"L'observation et l'expérience relatives aux phénomènes sociaux apprirent bientôt aux hommes que, pour obtenir les avantages de l'existence en société, il fallait obéir à certaines règles. La moralité a commencé avec la société. La société n'est possible qu'à condition que chacun de ses membres cède plus ou moins de sa liberté d'action individuelle. Chez les sociétés primitives, l'égoïsme individuel était une force centrifuge d'une telle intensité qu'elle amenait constamment l'organisation sociale à deux doigts de sa destruction. De là, la prééminence des règles positives d'obéissance aux vieillards et de fidélité à la famille ou la tribu en toute difficulté, l'accomplissement des rites religieux, parce qu'on pensait que leur non-observance les compromettrait auprès des puissances surnaturelles dont le culte est un des premiers produits de la pensée humaine, et enfin les règles négatives qui empêchent chacun de s'ingérer dans la vie ou dans la propriété des autres.
La forme la plus élevée de la société humaine qu'il soit possible de concevoir est celle où le désir de faire ce qui convient à tous domine et limite l'action de chaque membre de la société.

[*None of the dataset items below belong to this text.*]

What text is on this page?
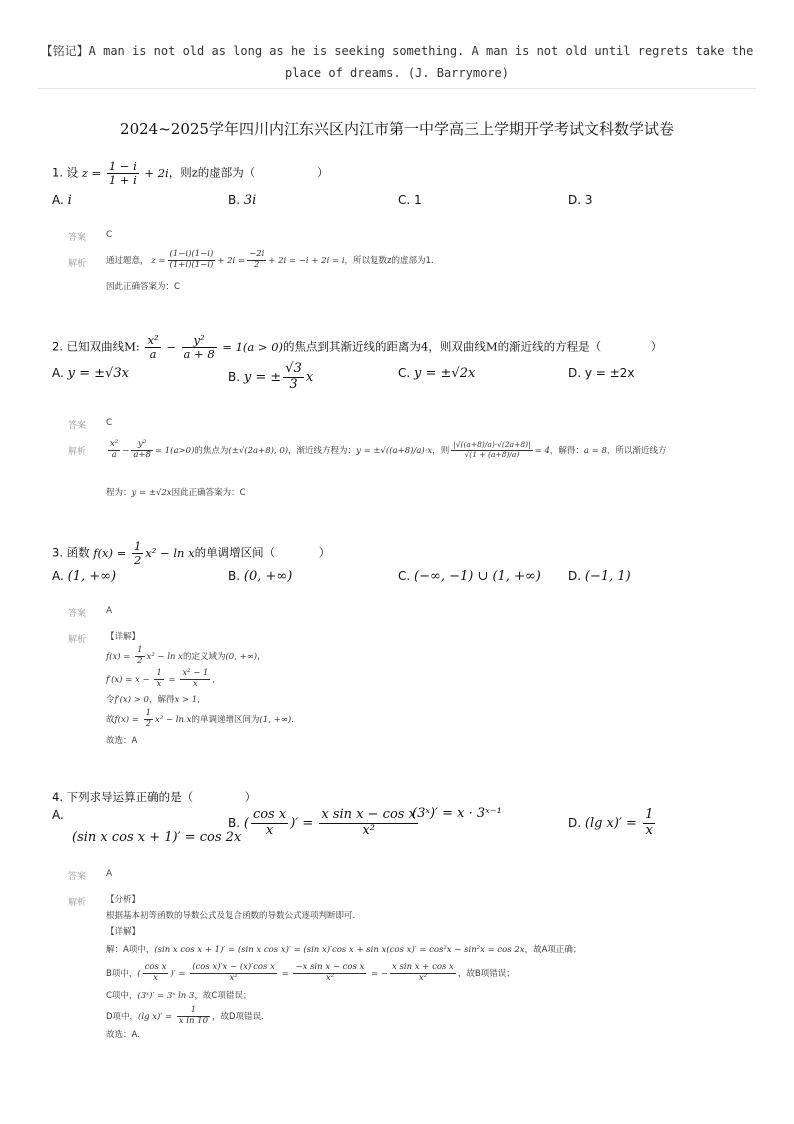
【铭记】A man is not old as long as he is seeking something. A man is not old until regrets take the
place of dreams. (J. Barrymore)
2024~2025学年四川内江东兴区内江市第一中学高三上学期开学考试文科数学试卷
1. 设 $z = \frac{1 - i}{1 + i} + 2i$，则z的虚部为（	）
A. i	B. 3i	C. 1	D. 3
答案 C
解析 通过题意， $z = \frac{(1-i)(1-i)}{(1+i)(1-i)} + 2i = \frac{-2i}{2} + 2i = -i + 2i = i$，所以复数z的虚部为1.
因此正确答案为：C
2. 已知双曲线M: $\frac{\text{x²}}{a} - \frac{\text{y²}}{a + 8} = 1(a > 0)$的焦点到其渐近线的距离为4，则双曲线M的渐近线的方程是（	）
A. y = ±√3x	B. y = ± $\frac{√3}{3}$ x	C. y = ±√2x	D. y = ±2x
答案 C
解析	$\frac{\text{x²}}{a} - \frac{\text{y²}}{a+8} = 1(a>0)$的焦点为(±√(2a+8), 0)，渐近线方程为：y = ±√((a+8)/a)·x，则 $\frac{|√((a+8)/a)\cdot√(2a+8)|}{√(1 + (a+8)/a)} = 4$，解得：a = 8，所以渐近线方
程为：y = ±√2x因此正确答案为：C
3. 函数 $f(x) = \frac{1}{2} x^2 - \ln x$的单调增区间（	）
A. (1, +∞)	B. (0, +∞)	C. (−∞, −1) ∪ (1, +∞) D. (−1, 1)
答案 A
解析 【详解】
$f(x) = \frac{1}{2} x^2 - \ln x$的定义域为(0, +∞),
$f'(x) = x - \frac{1}{x} = \frac{\text{x² − 1}}{x}$ ,
令f′(x) > 0，解得x > 1,
故$f(x) = \frac{1}{2} x^2 - \ln x$的单调递增区间为(1, +∞).
故选：A
4. 下列求导运算正确的是（	）
A.
(sin x cos x + 1)′ = cos 2x
B. ( $\frac{\text{cos x}}{x}$ )′ = $\frac{\text{x sin x − cos x}}{\text{x²}}$
(3ˣ)′ = x · 3ˣ⁻¹
D. (lg $x)' = \frac{1}{x}$
答案 A
解析 【分析】
根据基本初等函数的导数公式及复合函数的导数公式逐项判断即可.
【详解】
解：A项中，(sin x cos x + 1)′ = (sin x cos x)′ = (sin x)′cos x + sin x(cos x)′ = cos²x − sin²x = cos 2x，故A项正确；
B项中，( $\frac{\text{cos x}}{x}$ )′ = $\frac{\text{(cos x)′x − (x)′cos x}}{\text{x²}} = \frac{\text{−x sin x − cos x}}{\text{x²}}$ = − $\frac{\text{x sin x + cos x}}{\text{x²}}$ ，故B项错误；
C项中，(3ˣ)′ = 3ˣ ln 3，故C项错误；
D项中，(lg $x)' = \frac{1}{\text{x ln 10}}$ ，故D项错误.
故选：A.
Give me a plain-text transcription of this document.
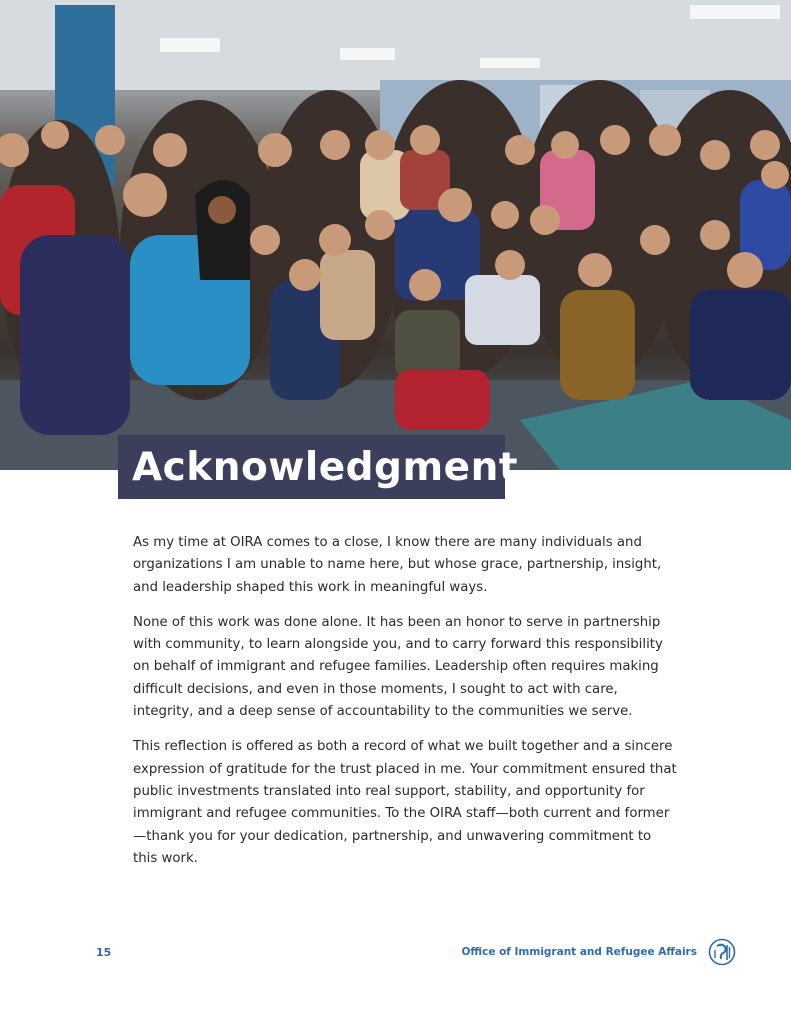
Acknowledgment

As my time at OIRA comes to a close, I know there are many individuals and organizations I am unable to name here, but whose grace, partnership, insight, and leadership shaped this work in meaningful ways.

None of this work was done alone. It has been an honor to serve in partnership with community, to learn alongside you, and to carry forward this responsibility on behalf of immigrant and refugee families. Leadership often requires making difficult decisions, and even in those moments, I sought to act with care, integrity, and a deep sense of accountability to the communities we serve.

This reflection is offered as both a record of what we built together and a sincere expression of gratitude for the trust placed in me. Your commitment ensured that public investments translated into real support, stability, and opportunity for immigrant and refugee communities. To the OIRA staff—both current and former—thank you for your dedication, partnership, and unwavering commitment to this work.

15	Office of Immigrant and Refugee Affairs
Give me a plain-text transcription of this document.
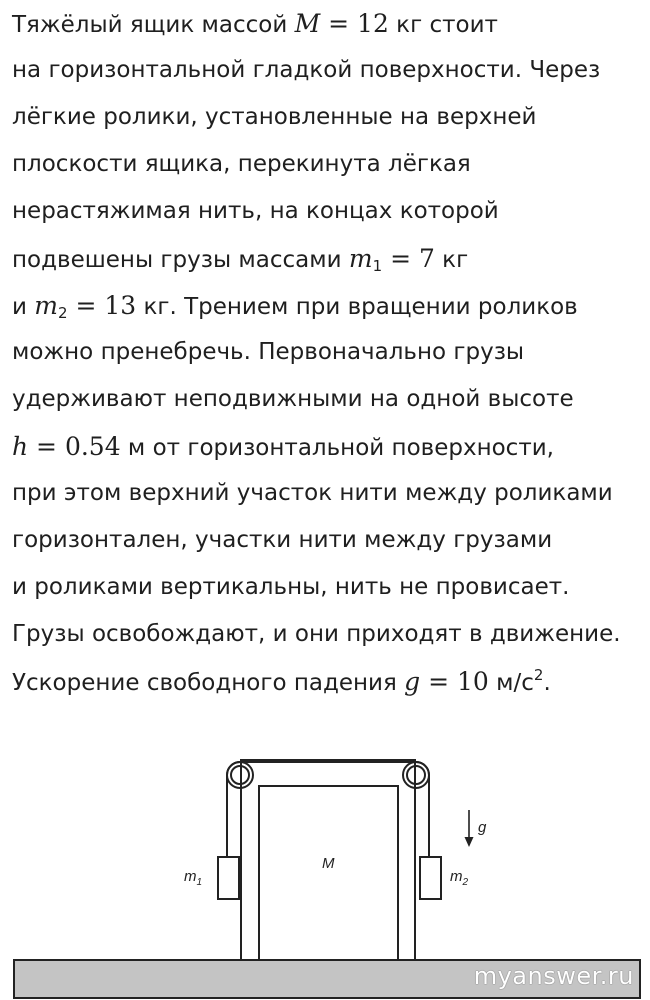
Тяжёлый ящик массой M = 12 кг стоит
на горизонтальной гладкой поверхности. Через
лёгкие ролики, установленные на верхней
плоскости ящика, перекинута лёгкая
нерастяжимая нить, на концах которой
подвешены грузы массами $m_1 = 7$ кг
и $m_2 = 13$ кг. Трением при вращении роликов
можно пренебречь. Первоначально грузы
удерживают неподвижными на одной высоте
h = 0.54 м от горизонтальной поверхности,
при этом верхний участок нити между роликами
горизонтален, участки нити между грузами
и роликами вертикальны, нить не провисает.
Грузы освобождают, и они приходят в движение.
Ускорение свободного падения g = 10 $м/с^2$.
M
$m_1$	$m_2$
g
myanswer.ru
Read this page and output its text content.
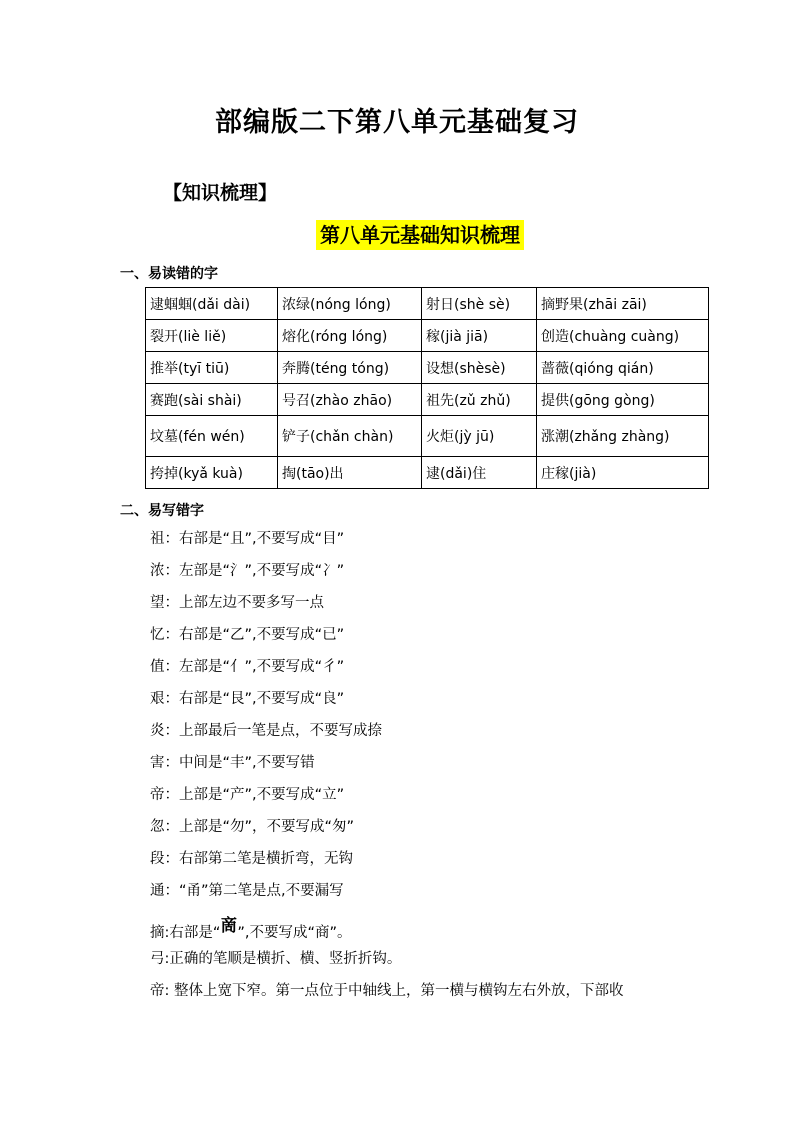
部编版二下第八单元基础复习
【知识梳理】
第八单元基础知识梳理
一、易读错的字
逮蝈蝈(dǎi dài)	浓绿(nóng lóng)	射日(shè sè)	摘野果(zhāi zāi)
裂开(liè liě)	熔化(róng lóng)	稼(jià jiā)	创造(chuàng cuàng)
推举(tyī tiū)	奔腾(téng tóng)	设想(shèsè)	蔷薇(qióng qián)
赛跑(sài shài)	号召(zhào zhāo)	祖先(zǔ zhǔ)	提供(gōng gòng)
坟墓(fén wén)	铲子(chǎn chàn)	火炬(jỳ jū)	涨潮(zhǎng zhàng)
挎掉(kyǎ kuà)	掏(tāo)出	逮(dǎi)住	庄稼(jià)
二、易写错字
祖：右部是“且”,不要写成“目”
浓：左部是“氵”,不要写成“冫”
望：上部左边不要多写一点
忆：右部是“乙”,不要写成“已”
值：左部是“亻”,不要写成“彳”
艰：右部是“艮”,不要写成“良”
炎：上部最后一笔是点，不要写成捺
害：中间是“丰”,不要写错
帝：上部是“产”,不要写成“立”
忽：上部是“勿”，不要写成“匆”
段：右部第二笔是横折弯，无钩
通：“甬”第二笔是点,不要漏写
摘:右部是“啇”,不要写成“商”。
弓:正确的笔顺是横折、横、竖折折钩。
帝: 整体上宽下窄。第一点位于中轴线上，第一横与横钩左右外放，下部收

Plus l'organisation sociale est complexe, et plus grand est le nombre des actes dont chaque homme doit s'abstenir s'il désire faire ce qui convient à tous. Ainsi l'évolution progressive de la société est synonyme de la restriction croissante de la liberté individuelle en certaines directions."
Thomas Henry Huxley, Science et religion, 1893, Introduction, tr. fr. H. de Varigny, Librairie J.-B. Baillière et Fils, p. 48-49.